Nerves are a collection of nerve fibres in the central nervous system. Nerves are an enclosed bundle of peripheral axons. They are cable-like in appearance and they provide the pathway for nerve impulses that are transmitted along the axons. Nerves are found in the peripheral nervous system. All nerves have a cordlike structure and contain many axons. Each of these axons are surrounded the endoneurium, these are layers of connective tissues. The axons, in turn, are bundled together to form fascicles, these fascicles are wrapped in another layer of connective tissue called the perineurium. Nerves are again wrapped in another set of connective tissues called epineurium.
There are three categorizations for nerves: Afferent nerves, efferent nerves and mixed nerves.
Afferent Nerves main purpose is to conduct signals from the sensory neurons to the central nervous system while Efferent Nerves essentially conducts signals from the central nervous system. Mixed Nerves are a combination of these two; they conduct both incoming and outgoing impulses to and from the central nervous system.
Nerves can be further categorized based on where they are connected. The two categories are: Spinal nerves that are connected through the spinal column to the spinal cord and Cranial nerves that are directly connected to the brainstem. Spinal nerves are given letter and number designations whereas cranial nerves are assigned roman numerals from 1 to 12.
Nerves transmit information through electrochemical impulses or what is known as nerve impulses. These are carried out by individual neurons that make up the nerve. Nerve impulses can travel really fast at speeds of 120 m/s. The impulses travel through the synapse. There are two categorizations of nerves based on their function: sensory nerves, which convey information from receptors to the central nervous system and motor nerves, which convey information from the central nervous system to the muscles. These two are similar to afferent and efferent nerves.
Nerves are an essential part of our anatomy. The peripheral nervous system contains more than 100 billion nerve cells. The peripheral nervous system has two parts:
The Somatic Nervous System, which contains nerves that are connected to the brain and spinal cord through muscles that you control consciously, these are called voluntary or skeletal muscles. It also has receptors in the skin that detect information inside and around the body.

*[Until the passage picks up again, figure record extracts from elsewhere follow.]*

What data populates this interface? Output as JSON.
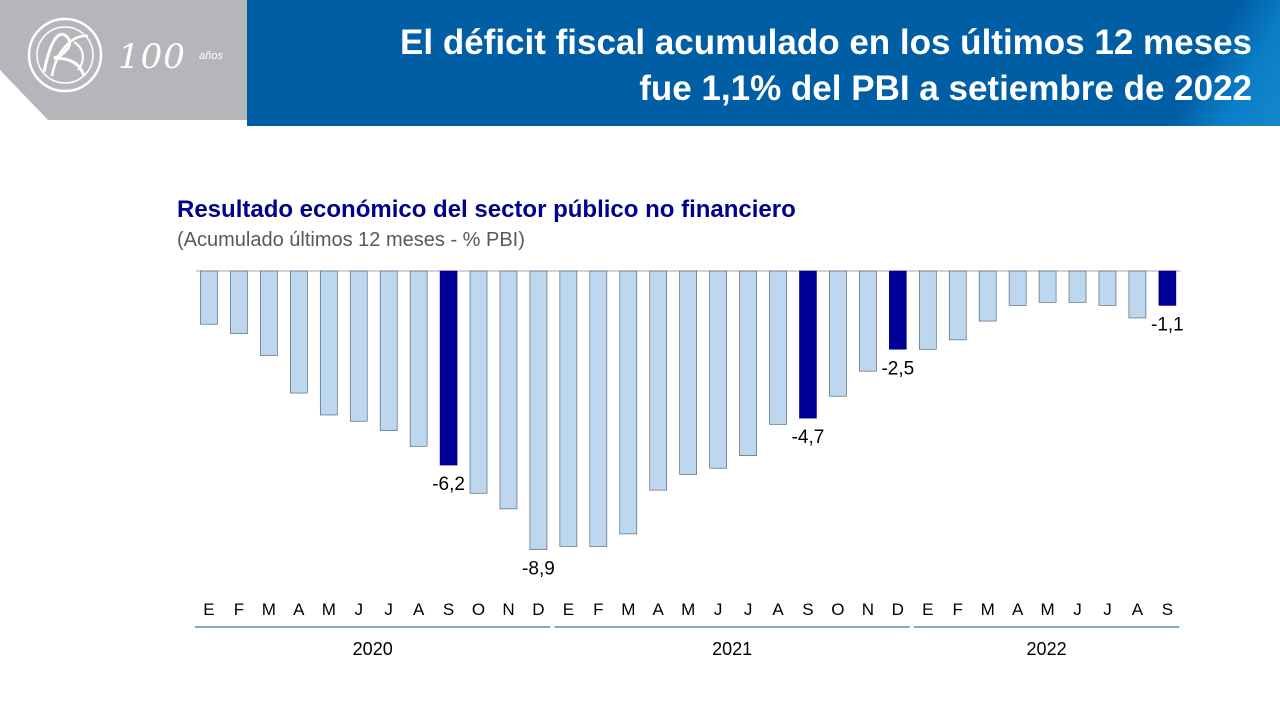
{
  "header": {
    "title_line1": "El déficit fiscal acumulado en los últimos 12 meses",
    "title_line2": "fue 1,1% del PBI a setiembre de 2022"
  },
  "logo": {
    "years": "100",
    "suffix": "años",
    "icon": "bcrp-monogram-logo"
  },
  "colors": {
    "header_bg": "#005ea5",
    "logo_bg": "#b4b6ba",
    "bar_light": "#bdd7ee",
    "bar_highlight": "#000099",
    "title_color": "#00008b"
  },
  "chart_data": {
    "type": "bar",
    "title": "Resultado económico del sector público no financiero",
    "subtitle": "(Acumulado últimos 12 meses - % PBI)",
    "categories": [
      "E",
      "F",
      "M",
      "A",
      "M",
      "J",
      "J",
      "A",
      "S",
      "O",
      "N",
      "D",
      "E",
      "F",
      "M",
      "A",
      "M",
      "J",
      "J",
      "A",
      "S",
      "O",
      "N",
      "D",
      "E",
      "F",
      "M",
      "A",
      "M",
      "J",
      "J",
      "A",
      "S"
    ],
    "years": [
      {
        "label": "2020",
        "start": 0,
        "end": 11
      },
      {
        "label": "2021",
        "start": 12,
        "end": 23
      },
      {
        "label": "2022",
        "start": 24,
        "end": 32
      }
    ],
    "values": [
      -1.7,
      -2.0,
      -2.7,
      -3.9,
      -4.6,
      -4.8,
      -5.1,
      -5.6,
      -6.2,
      -7.1,
      -7.6,
      -8.9,
      -8.8,
      -8.8,
      -8.4,
      -7.0,
      -6.5,
      -6.3,
      -5.9,
      -4.9,
      -4.7,
      -4.0,
      -3.2,
      -2.5,
      -2.5,
      -2.2,
      -1.6,
      -1.1,
      -1.0,
      -1.0,
      -1.1,
      -1.5,
      -1.1
    ],
    "highlight": [
      8,
      20,
      23,
      32
    ],
    "data_labels": [
      {
        "index": 8,
        "text": "-6,2"
      },
      {
        "index": 11,
        "text": "-8,9"
      },
      {
        "index": 20,
        "text": "-4,7"
      },
      {
        "index": 23,
        "text": "-2,5"
      },
      {
        "index": 32,
        "text": "-1,1"
      }
    ],
    "ylim": [
      -9.5,
      0
    ],
    "grid": false,
    "legend": "none"
  }
}
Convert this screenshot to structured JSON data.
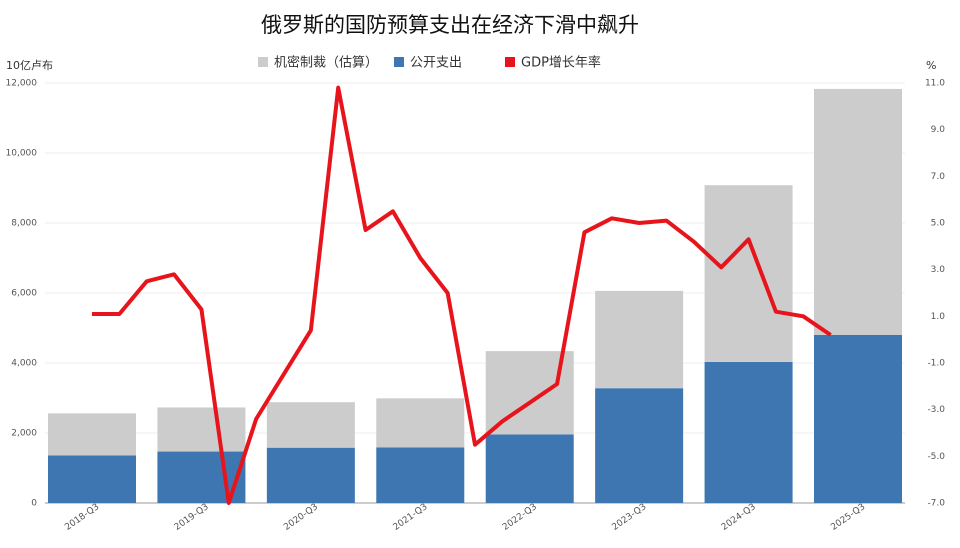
{
  "chart_data": {
    "type": "bar",
    "title": "俄罗斯的国防预算支出在经济下滑中飙升",
    "y_label": "10亿卢布",
    "y2_label": "%",
    "stacked": true,
    "categories": [
      "2018-Q3",
      null,
      null,
      null,
      "2019-Q3",
      null,
      null,
      null,
      "2020-Q3",
      null,
      null,
      null,
      "2021-Q3",
      null,
      null,
      null,
      "2022-Q3",
      null,
      null,
      null,
      "2023-Q3",
      null,
      null,
      null,
      "2024-Q3",
      null,
      null,
      null,
      "2025-Q3"
    ],
    "series": [
      {
        "name": "机密制裁（估算）",
        "type": "bar",
        "color": "#cccccc",
        "values": [
          1200,
          null,
          null,
          null,
          1260,
          null,
          null,
          null,
          1300,
          null,
          null,
          null,
          1400,
          null,
          null,
          null,
          2380,
          null,
          null,
          null,
          2780,
          null,
          null,
          null,
          5050,
          null,
          null,
          null,
          7030
        ]
      },
      {
        "name": "公开支出",
        "type": "bar",
        "color": "#3d76b0",
        "values": [
          1360,
          null,
          null,
          null,
          1470,
          null,
          null,
          null,
          1580,
          null,
          null,
          null,
          1590,
          null,
          null,
          null,
          1960,
          null,
          null,
          null,
          3280,
          null,
          null,
          null,
          4030,
          null,
          null,
          null,
          4800
        ]
      },
      {
        "name": "GDP增长年率",
        "type": "line",
        "color": "#e8141b",
        "axis": "y2",
        "values": [
          1.1,
          1.1,
          2.5,
          2.8,
          1.3,
          -7.0,
          -3.4,
          -1.5,
          0.4,
          10.8,
          4.7,
          5.5,
          3.5,
          2.0,
          -4.5,
          -3.5,
          -2.7,
          -1.9,
          4.6,
          5.2,
          5.0,
          5.1,
          4.2,
          3.1,
          4.3,
          1.2,
          1.0,
          0.2,
          null
        ]
      }
    ],
    "ylim": [
      0,
      12000
    ],
    "yticks": [
      0,
      {
        "value": 2000,
        "label": "2,000"
      },
      {
        "value": 4000,
        "label": "4,000"
      },
      {
        "value": 6000,
        "label": "6,000"
      },
      {
        "value": 8000,
        "label": "8,000"
      },
      {
        "value": 10000,
        "label": "10,000"
      },
      {
        "value": 12000,
        "label": "12,000"
      }
    ],
    "y2lim": [
      -7.0,
      11.0
    ],
    "y2ticks": [
      {
        "value": -7.0,
        "label": "-7.0"
      },
      {
        "value": -5.0,
        "label": "-5.0"
      },
      {
        "value": -3.0,
        "label": "-3.0"
      },
      {
        "value": -1.0,
        "label": "-1.0"
      },
      {
        "value": 1.0,
        "label": "1.0"
      },
      {
        "value": 3.0,
        "label": "3.0"
      },
      {
        "value": 5.0,
        "label": "5.0"
      },
      {
        "value": 7.0,
        "label": "7.0"
      },
      {
        "value": 9.0,
        "label": "9.0"
      },
      {
        "value": 11.0,
        "label": "11.0"
      }
    ],
    "grid": true
  }
}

The Autonomic Nervous System is the one responsible for connecting the brain stem and spinal cord with the internal organs. This part regulates the processes in our body that does not require any conscious effort to operate, such as, blood pressure, breathing, heart contractions and the speed the food is digested, among others.
As an important part of the body, any damage to the nerves may have severe consequences. These damages can be caused by a number of different things such as, physical injury, autoimmune diseases, diabetes, infection, swelling, paralysis, weakness and numbness. People who have damaged nerves may experience the pain in other parts of their body far from the actual site of damage. This is called referred pain, this occurs when the nerves is damaged. Any damage to the nerves, no matter how small, should be referred to a neurologist. The neurologist will then find out what is wrong through a physical examination.